Question

i have a Web App coded in ABAP / BSP. I´m interested to deliver fine code so maybe you can help my recognize some good or bad pattern. Actually i do following. Declare a base class object and instantiate it dynamically based on some parameter with a sub class. The base class has some methods for data fetching () the sub classes use this data and maybe manipulate it.

Here some fast basic picture (sorry dont think its conform to any standard or language but should give you an idea)

alt text http://img35.imageshack.us/img35/4351/designkdp.jpg

Is somthing like this OK? Is there any known pattern hidden or should i refactor and use a pattern? I like to here some suggestions. I have already read the Wikipedia article but i dont see a pattern fit exactly. (Also ordered some books but you guys are sure faster :) )

Was it helpful?

Solution

It seems a factory method

OTHER TIPS

The BaseClass and SubClasses seem to me like having something as (pseudocode)

interface IDataProvider{
  GetData();
}

class SubClass1 implements IDataProvider{
  GetData(){
     ...
  }
}

The instantiation strategies you use seem to work like a Factory. What you could do is to lay out rendering in some HTMLRenderingEngine or whatever (I'm not familiar with ABAP/BSP), just to have the presentation decoupled from the rest of the logic.

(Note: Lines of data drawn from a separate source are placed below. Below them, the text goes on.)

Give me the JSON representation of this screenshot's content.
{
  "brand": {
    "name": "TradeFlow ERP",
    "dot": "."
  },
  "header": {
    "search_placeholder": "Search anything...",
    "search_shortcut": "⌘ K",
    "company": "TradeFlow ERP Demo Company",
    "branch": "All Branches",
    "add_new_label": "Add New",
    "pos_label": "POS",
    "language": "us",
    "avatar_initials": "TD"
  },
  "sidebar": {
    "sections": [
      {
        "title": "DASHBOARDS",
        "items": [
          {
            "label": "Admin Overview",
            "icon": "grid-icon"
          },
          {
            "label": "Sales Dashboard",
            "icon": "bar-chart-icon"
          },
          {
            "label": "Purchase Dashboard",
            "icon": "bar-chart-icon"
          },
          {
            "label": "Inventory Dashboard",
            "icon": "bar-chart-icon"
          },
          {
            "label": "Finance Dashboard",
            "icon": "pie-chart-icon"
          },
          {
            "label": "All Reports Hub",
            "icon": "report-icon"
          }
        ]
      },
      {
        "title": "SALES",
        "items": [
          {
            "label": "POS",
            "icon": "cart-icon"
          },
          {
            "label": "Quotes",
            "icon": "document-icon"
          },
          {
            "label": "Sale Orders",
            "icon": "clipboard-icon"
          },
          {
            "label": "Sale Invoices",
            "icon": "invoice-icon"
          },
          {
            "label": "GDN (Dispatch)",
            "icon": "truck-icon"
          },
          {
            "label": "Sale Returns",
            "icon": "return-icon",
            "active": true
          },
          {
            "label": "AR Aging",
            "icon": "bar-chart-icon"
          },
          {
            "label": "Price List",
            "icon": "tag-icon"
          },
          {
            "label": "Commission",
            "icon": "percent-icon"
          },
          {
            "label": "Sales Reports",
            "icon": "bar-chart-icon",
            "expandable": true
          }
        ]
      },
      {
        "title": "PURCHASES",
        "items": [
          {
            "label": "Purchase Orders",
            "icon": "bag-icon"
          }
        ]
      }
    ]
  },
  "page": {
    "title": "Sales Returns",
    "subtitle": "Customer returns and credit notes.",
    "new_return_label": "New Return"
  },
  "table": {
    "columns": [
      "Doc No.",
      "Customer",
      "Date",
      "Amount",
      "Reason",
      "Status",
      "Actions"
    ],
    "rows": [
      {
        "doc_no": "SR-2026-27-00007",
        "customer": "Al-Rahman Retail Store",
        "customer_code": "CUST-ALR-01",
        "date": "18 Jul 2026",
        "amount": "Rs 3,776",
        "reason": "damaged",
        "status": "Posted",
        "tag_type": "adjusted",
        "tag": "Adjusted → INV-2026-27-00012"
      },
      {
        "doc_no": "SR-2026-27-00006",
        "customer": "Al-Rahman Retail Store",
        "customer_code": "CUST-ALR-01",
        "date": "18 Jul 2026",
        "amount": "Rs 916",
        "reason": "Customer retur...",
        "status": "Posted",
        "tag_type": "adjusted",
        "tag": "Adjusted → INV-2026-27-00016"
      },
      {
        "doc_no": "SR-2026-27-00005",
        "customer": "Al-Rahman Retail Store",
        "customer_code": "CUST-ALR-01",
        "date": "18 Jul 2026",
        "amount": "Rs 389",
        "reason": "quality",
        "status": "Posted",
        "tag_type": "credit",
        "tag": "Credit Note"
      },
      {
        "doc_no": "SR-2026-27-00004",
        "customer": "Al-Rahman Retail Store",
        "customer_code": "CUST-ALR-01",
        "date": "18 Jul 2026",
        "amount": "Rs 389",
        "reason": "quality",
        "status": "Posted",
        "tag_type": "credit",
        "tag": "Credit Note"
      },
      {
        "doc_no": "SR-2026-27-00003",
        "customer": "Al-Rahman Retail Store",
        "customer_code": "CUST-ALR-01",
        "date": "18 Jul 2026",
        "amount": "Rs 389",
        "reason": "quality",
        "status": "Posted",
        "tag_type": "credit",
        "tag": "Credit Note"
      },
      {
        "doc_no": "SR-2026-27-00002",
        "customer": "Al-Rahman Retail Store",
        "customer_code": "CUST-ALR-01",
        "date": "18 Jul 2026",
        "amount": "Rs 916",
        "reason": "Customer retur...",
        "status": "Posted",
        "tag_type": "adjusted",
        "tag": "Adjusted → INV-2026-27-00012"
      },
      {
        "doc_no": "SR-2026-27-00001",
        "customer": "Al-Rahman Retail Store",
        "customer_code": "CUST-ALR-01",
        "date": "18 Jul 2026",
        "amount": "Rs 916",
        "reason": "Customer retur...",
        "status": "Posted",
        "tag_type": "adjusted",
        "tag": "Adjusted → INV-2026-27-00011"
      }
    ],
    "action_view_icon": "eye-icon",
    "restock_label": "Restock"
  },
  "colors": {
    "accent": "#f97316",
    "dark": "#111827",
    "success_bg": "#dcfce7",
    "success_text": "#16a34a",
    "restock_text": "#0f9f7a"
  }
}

This is the Factory pattern from the book "Design Patterns: Elements of Reusable Object-Oriented Software" by Gamma, Helm, Johnson and Vlissides.

Inheritance is fun, but should be used as a last resort. I'm not saying you can't do it the way you did--your solution is totally valid, but just to suggest an alternative...

What if you had "DataClass" in which you could set a processData object (or not). The processData object would actually be an interface with a single method "processData".

When you call getData, it might look something like this:

if(processDataObject == null)
    return getInformation();
else
    return processDataObject.processData(getInformation());

Heck, if you have a "passthrough" processData object defined that does nothing and use that as the default "processDataObject", then the entire getData method becomes:

return processDataObject.processData(getInformation());

This would allow dynamic creation of classes to do any type of processing you want--It will simplify things that you build on top of this design.

This style of design took me a while to come to terms with, and you may not like the idea of avoiding inheritance at first, I'm just asking you think about it. My use of inheritance is pretty rare these days, and when I use it, it's always in very shallow trees.